Variant Bio Inc., Seattle, WA, USA.
Department of Biochemistry, University of Otago, Dunedin, New Zealand.
BMC Genomics. 2021 Nov 1;22(1):666. doi: 10.1186/s12864-021-07949-9.
Historically, geneticists have relied on genotyping arrays and imputation to study human genetic variation. However, an underrepresentation of diverse populations has resulted in arrays that poorly capture global genetic variation, and a lack of reference panels. This has contributed to deepening global health disparities. Whole genome sequencing (WGS) better captures genetic variation but remains prohibitively expensive. Thus, we explored WGS at "mid-pass" 1-7x coverage.
Here, we developed and benchmarked methods for mid-pass sequencing. When applied to a population without an existing genomic reference panel, 4x mid-pass performed consistently well across ethnicities, with high recall (98%) and precision (97.5%).
Compared to array data imputed into 1000 Genomes, mid-pass performed better across all metrics and identified novel population-specific variants with potential disease relevance. We hope our work will reduce financial barriers for geneticists from underrepresented populations to characterize their genomes prior to biomedical genetic applications.
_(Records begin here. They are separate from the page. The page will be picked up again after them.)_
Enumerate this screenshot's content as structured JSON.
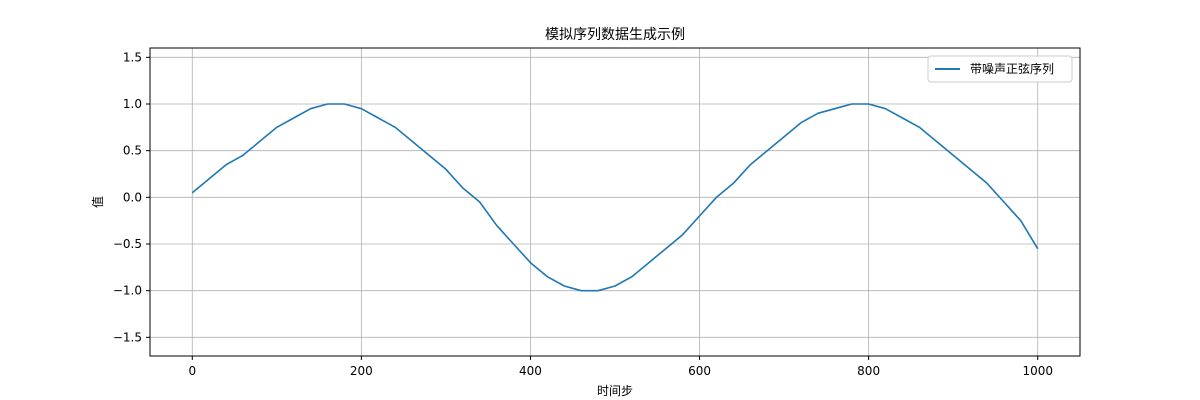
{
  "chart_data": {
    "type": "line",
    "title": "模拟序列数据生成示例",
    "xlabel": "时间步",
    "ylabel": "值",
    "xlim": [
      -50,
      1050
    ],
    "ylim": [
      -1.7,
      1.6
    ],
    "xticks": [
      0,
      200,
      400,
      600,
      800,
      1000
    ],
    "yticks": [
      -1.5,
      -1.0,
      -0.5,
      0.0,
      0.5,
      1.0,
      1.5
    ],
    "xtick_labels": [
      "0",
      "200",
      "400",
      "600",
      "800",
      "1000"
    ],
    "ytick_labels": [
      "−1.5",
      "−1.0",
      "−0.5",
      "0.0",
      "0.5",
      "1.0",
      "1.5"
    ],
    "grid": true,
    "legend_position": "top-right",
    "series": [
      {
        "name": "带噪声正弦序列",
        "color": "#1f77b4",
        "x": [
          0,
          20,
          40,
          60,
          80,
          100,
          120,
          140,
          160,
          180,
          200,
          220,
          240,
          260,
          280,
          300,
          320,
          340,
          360,
          380,
          400,
          420,
          440,
          460,
          480,
          500,
          520,
          540,
          560,
          580,
          600,
          620,
          640,
          660,
          680,
          700,
          720,
          740,
          760,
          780,
          800,
          820,
          840,
          860,
          880,
          900,
          920,
          940,
          960,
          980,
          1000
        ],
        "values": [
          0.05,
          0.2,
          0.35,
          0.45,
          0.6,
          0.75,
          0.85,
          0.95,
          1.0,
          1.0,
          0.95,
          0.85,
          0.75,
          0.6,
          0.45,
          0.3,
          0.1,
          -0.05,
          -0.3,
          -0.5,
          -0.7,
          -0.85,
          -0.95,
          -1.0,
          -1.0,
          -0.95,
          -0.85,
          -0.7,
          -0.55,
          -0.4,
          -0.2,
          0.0,
          0.15,
          0.35,
          0.5,
          0.65,
          0.8,
          0.9,
          0.95,
          1.0,
          1.0,
          0.95,
          0.85,
          0.75,
          0.6,
          0.45,
          0.3,
          0.15,
          -0.05,
          -0.25,
          -0.55
        ]
      }
    ]
  }
}
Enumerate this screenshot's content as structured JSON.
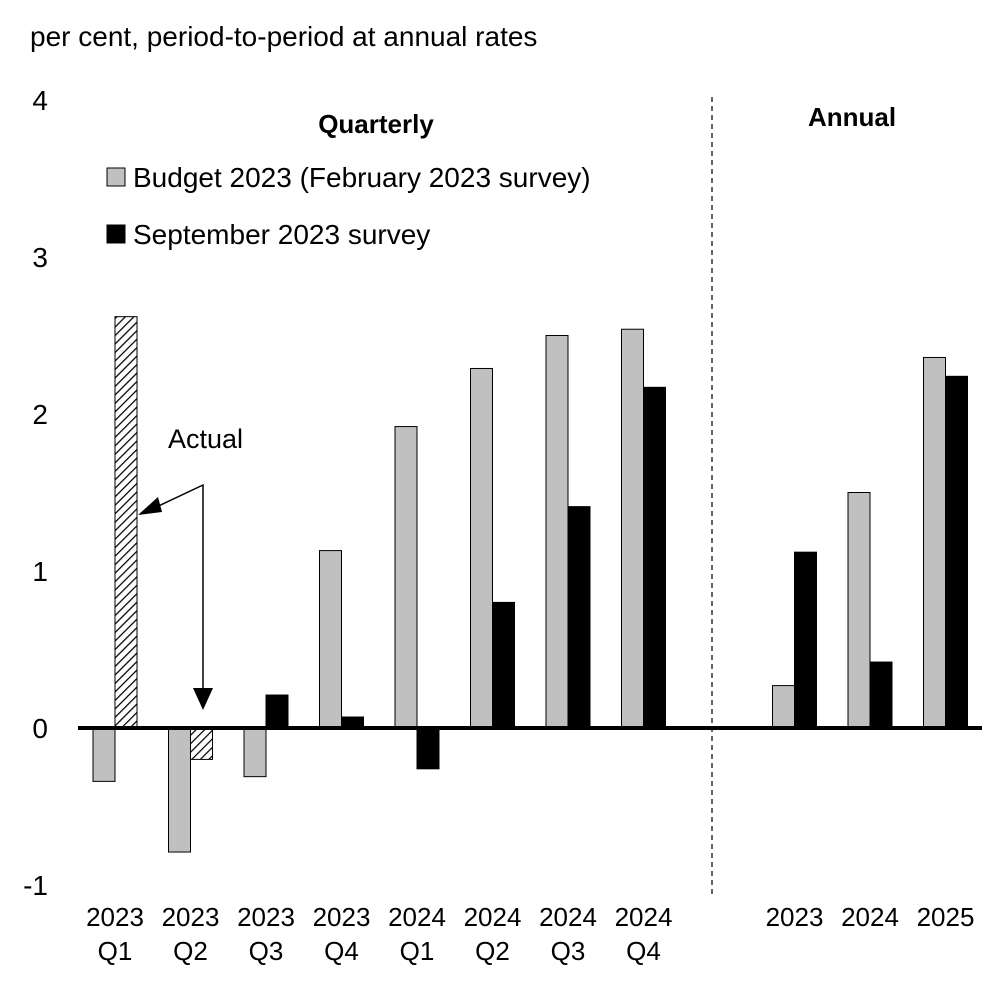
{
  "chart_data": {
    "type": "bar",
    "y_axis_label": "per cent, period-to-period at annual rates",
    "section_labels": [
      "Quarterly",
      "Annual"
    ],
    "annotation": "Actual",
    "categories": [
      "2023\nQ1",
      "2023\nQ2",
      "2023\nQ3",
      "2023\nQ4",
      "2024\nQ1",
      "2024\nQ2",
      "2024\nQ3",
      "2024\nQ4",
      null,
      "2023",
      "2024",
      "2025"
    ],
    "series": [
      {
        "name": "Budget 2023 (February 2023 survey)",
        "color": "#c0c0c0",
        "values": [
          -0.34,
          -0.79,
          -0.31,
          1.13,
          1.92,
          2.29,
          2.5,
          2.54,
          null,
          0.27,
          1.5,
          2.36
        ]
      },
      {
        "name": "September 2023 survey",
        "color": "#000000",
        "values": [
          2.62,
          -0.2,
          0.21,
          0.07,
          -0.26,
          0.8,
          1.41,
          2.17,
          null,
          1.12,
          0.42,
          2.24
        ],
        "hatched_points": [
          0,
          1
        ]
      }
    ],
    "ylim": [
      -1,
      4
    ],
    "yticks": [
      -1,
      0,
      1,
      2,
      3,
      4
    ],
    "grid": false
  }
}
遗传学家一直依赖基因分型阵列和推测来研究人类遗传变异。然而,代表性不足的多种族群体导致了对全球遗传变异的捕捉效果不佳的阵列,并且缺乏参考面板。这导致了全球健康差距的加深。全基因组测序(WGS)更好地捕捉遗传变异,但仍然过于昂贵。因此,我们探索了“中程”1-7x 覆盖率的 WGS。
在这里,我们开发并基准测试了中程测序的方法。当应用于没有现有基因组参考面板的人群时,4x 中程在各个种族中表现一致,具有高召回率(98%)和高精度(97.5%)。
与推测为 1000 Genomes 的数组数据相比,中程在所有指标上表现都更好,并确定了具有潜在疾病相关性的新的特定于人群的变体。我们希望我们的工作将降低代表性不足的人群的遗传学家在进行生物医学遗传应用之前对其基因组进行特征描述的经济障碍。